Illinois recently “lost” the merged Office Depot/Office Max sweepstakes, which will result in the newly formed corporation moving 1,600 jobs from Naperville to Florida. The State Senate early this month passed a $53 million Office Depot incentive package (on the same day a pension-reneging bill went through). However, the House didn’t vote on the measure. House Speaker Mike Madigan (D-Chicago) days later finally came out against the practice of businesses “holding up” government.

“I find it very difficult to support tax giveaways for corporate CEOs and millionaire shareholders whose companies pay little in state taxes,” Madigan said. “I question our priorities when corporate handouts are demanded by companies that don’t pay their fair share while middle-class families and taxpayers face an increasing number of burdens.”

Companies’ manipulation of governments’ “business-friendly” concerns really just pits state against state or community against community, although more accurately corporations are setting public funds against other public funds. When government surrenders to such demands, everyday people pay for it – as we have for years.
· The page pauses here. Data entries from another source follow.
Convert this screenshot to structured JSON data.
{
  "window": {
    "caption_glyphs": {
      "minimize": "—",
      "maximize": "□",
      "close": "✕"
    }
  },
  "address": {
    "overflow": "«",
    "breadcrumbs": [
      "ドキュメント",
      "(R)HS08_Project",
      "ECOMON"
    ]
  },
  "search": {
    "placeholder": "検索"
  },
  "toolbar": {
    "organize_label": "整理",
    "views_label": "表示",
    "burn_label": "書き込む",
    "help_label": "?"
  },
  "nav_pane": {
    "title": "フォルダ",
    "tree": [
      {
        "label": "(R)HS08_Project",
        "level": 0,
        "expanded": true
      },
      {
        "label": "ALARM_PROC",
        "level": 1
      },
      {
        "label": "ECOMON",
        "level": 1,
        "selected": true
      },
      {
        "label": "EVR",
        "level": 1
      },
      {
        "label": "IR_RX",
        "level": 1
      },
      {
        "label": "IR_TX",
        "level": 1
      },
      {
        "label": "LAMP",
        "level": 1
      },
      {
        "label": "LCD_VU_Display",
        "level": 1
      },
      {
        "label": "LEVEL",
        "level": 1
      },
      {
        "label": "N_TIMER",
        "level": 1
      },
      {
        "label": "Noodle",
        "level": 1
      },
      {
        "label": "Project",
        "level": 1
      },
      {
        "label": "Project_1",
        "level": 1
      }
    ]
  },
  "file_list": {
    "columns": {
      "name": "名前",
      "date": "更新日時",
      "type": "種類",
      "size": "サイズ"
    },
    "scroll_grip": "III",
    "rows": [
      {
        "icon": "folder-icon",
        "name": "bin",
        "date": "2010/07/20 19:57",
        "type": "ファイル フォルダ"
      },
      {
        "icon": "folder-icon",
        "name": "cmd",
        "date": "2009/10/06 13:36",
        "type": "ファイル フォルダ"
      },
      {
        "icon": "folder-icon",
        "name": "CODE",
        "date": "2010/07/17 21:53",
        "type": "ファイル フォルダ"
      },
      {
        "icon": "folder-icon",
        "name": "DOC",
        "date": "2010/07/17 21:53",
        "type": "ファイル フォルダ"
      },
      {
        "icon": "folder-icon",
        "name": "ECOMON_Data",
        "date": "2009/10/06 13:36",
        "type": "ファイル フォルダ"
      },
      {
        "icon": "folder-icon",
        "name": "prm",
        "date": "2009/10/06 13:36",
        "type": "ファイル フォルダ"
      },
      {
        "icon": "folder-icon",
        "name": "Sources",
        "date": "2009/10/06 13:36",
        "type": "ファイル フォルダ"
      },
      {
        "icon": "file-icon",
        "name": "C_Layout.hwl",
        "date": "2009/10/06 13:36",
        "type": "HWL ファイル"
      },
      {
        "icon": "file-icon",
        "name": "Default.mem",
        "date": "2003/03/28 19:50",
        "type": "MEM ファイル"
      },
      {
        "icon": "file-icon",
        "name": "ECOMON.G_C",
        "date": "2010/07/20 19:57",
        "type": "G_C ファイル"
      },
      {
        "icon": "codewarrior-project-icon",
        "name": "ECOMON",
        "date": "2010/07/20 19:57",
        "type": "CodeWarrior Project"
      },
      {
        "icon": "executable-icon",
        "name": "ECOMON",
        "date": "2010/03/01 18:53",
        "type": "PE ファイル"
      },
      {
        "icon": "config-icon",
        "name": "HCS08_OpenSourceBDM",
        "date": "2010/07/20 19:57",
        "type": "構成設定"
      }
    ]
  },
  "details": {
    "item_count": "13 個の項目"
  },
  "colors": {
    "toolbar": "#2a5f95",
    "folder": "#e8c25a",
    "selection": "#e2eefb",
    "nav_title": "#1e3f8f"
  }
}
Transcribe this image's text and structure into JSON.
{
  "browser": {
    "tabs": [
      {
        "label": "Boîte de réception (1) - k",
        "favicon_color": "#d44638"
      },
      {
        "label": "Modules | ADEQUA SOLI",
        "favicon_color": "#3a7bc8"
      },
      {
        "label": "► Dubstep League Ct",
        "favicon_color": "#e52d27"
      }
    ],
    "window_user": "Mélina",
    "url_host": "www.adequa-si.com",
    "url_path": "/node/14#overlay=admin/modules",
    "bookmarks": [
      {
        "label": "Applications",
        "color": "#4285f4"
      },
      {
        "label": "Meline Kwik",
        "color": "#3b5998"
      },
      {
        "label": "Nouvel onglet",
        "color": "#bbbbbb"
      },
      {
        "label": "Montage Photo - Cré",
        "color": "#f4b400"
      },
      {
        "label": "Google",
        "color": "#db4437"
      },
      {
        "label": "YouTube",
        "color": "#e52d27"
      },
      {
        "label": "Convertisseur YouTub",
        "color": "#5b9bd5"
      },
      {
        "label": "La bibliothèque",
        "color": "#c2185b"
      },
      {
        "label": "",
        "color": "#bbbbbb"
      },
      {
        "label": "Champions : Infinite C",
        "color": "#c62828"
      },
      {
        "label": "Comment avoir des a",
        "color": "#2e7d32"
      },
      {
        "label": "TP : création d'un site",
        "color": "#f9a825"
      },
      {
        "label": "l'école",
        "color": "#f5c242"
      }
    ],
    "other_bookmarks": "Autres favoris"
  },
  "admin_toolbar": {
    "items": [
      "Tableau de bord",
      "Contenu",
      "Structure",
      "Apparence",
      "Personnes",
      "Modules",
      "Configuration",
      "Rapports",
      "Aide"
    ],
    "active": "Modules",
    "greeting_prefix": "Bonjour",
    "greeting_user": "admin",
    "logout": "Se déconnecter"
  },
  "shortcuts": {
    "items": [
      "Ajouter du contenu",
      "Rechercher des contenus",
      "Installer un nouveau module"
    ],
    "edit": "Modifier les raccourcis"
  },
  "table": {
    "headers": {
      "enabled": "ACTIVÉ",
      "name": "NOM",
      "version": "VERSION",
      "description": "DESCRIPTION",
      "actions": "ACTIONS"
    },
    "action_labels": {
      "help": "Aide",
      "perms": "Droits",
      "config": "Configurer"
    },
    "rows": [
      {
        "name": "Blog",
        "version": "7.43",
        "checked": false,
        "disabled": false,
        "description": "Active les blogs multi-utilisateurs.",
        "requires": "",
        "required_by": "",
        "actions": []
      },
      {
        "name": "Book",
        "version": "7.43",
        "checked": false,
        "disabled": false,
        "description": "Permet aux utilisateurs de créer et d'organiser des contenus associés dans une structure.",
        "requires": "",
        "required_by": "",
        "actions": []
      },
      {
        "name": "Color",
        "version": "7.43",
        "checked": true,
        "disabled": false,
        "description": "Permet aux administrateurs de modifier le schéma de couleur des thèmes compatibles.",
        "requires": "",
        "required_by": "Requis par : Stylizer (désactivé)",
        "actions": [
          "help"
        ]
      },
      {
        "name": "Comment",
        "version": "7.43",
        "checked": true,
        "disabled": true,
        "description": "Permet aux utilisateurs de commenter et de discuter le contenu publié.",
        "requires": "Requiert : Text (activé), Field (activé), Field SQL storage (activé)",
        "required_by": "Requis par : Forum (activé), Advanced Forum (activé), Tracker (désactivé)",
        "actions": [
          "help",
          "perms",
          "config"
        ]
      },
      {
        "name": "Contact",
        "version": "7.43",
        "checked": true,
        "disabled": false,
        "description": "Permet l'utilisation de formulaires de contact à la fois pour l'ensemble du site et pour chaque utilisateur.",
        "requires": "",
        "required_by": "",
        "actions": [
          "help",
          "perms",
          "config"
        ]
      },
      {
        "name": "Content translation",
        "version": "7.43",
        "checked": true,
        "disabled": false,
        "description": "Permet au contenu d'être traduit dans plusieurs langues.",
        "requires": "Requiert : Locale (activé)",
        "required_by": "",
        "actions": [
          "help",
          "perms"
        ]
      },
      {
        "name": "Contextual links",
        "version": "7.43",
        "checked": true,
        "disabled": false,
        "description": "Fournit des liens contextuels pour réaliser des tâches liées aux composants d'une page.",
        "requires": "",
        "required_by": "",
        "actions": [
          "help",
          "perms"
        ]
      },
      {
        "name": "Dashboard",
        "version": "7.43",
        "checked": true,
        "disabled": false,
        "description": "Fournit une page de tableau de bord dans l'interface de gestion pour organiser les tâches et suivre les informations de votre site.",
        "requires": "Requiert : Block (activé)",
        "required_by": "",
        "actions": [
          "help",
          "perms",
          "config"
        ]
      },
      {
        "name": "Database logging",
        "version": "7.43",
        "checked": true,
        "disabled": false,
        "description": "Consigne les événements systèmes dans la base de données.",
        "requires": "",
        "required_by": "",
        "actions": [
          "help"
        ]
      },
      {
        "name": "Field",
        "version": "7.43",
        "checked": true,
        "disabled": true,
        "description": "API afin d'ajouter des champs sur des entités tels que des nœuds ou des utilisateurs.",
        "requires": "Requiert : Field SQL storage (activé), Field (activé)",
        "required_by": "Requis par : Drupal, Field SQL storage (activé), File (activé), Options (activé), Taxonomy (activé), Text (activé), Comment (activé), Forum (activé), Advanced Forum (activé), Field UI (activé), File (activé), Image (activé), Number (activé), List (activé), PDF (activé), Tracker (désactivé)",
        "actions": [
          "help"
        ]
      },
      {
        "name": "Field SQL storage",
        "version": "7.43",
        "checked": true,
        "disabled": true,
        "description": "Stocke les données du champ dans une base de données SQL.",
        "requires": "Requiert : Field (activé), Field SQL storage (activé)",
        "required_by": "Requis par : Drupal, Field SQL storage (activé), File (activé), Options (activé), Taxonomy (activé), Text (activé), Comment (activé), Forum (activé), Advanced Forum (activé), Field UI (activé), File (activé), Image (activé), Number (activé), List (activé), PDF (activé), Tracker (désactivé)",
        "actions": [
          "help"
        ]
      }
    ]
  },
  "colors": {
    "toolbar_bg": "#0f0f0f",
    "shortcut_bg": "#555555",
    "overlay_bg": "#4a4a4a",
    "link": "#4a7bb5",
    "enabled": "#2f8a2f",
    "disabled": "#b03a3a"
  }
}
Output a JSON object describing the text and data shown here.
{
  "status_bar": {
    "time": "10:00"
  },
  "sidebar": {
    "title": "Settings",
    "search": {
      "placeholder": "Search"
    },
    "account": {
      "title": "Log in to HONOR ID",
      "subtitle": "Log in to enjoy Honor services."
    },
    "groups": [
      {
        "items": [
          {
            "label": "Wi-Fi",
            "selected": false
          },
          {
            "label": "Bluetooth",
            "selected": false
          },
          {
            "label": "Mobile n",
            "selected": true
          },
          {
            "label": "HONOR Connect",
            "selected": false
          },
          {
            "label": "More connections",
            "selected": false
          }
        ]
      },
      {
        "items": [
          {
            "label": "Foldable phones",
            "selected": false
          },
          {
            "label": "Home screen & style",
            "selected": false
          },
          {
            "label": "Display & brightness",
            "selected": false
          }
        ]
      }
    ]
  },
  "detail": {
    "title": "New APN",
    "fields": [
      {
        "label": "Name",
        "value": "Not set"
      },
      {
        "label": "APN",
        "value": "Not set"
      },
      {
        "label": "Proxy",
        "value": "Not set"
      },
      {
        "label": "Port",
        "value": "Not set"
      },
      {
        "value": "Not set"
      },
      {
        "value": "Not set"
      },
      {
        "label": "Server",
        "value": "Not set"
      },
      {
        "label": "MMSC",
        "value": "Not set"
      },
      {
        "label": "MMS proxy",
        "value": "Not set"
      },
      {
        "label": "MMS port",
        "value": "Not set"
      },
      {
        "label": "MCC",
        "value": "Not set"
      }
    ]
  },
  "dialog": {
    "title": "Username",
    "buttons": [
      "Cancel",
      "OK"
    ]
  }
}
Good Jobs First, a national policy resource center, this summer reported that such megadeals in 1991 cost public treasuries $1.1 billion, but now it’s more than eight times as costly.

"This sort of competition between states to retain or attract firms is a race to the bottom," said Therese McGuire, a professor of management and strategy at Northwestern University's Kellogg School of Management in a conversation with the Chicago Tribune.

In the state level, some suggest that the federal government start discouraging the competition (and the national division it creates), instead stressing the “united” in United States of America by withholding federal highway funds from states that acquiesce to such corporate demands.

Another idea is for regular Americans to pay attention and stop shopping at whatever business, from an office-supply store to a pizza joint, that “blackmails” our state, county or local government – and the treasuries to which we contribute.

This nation is not yet the United Corporations of America.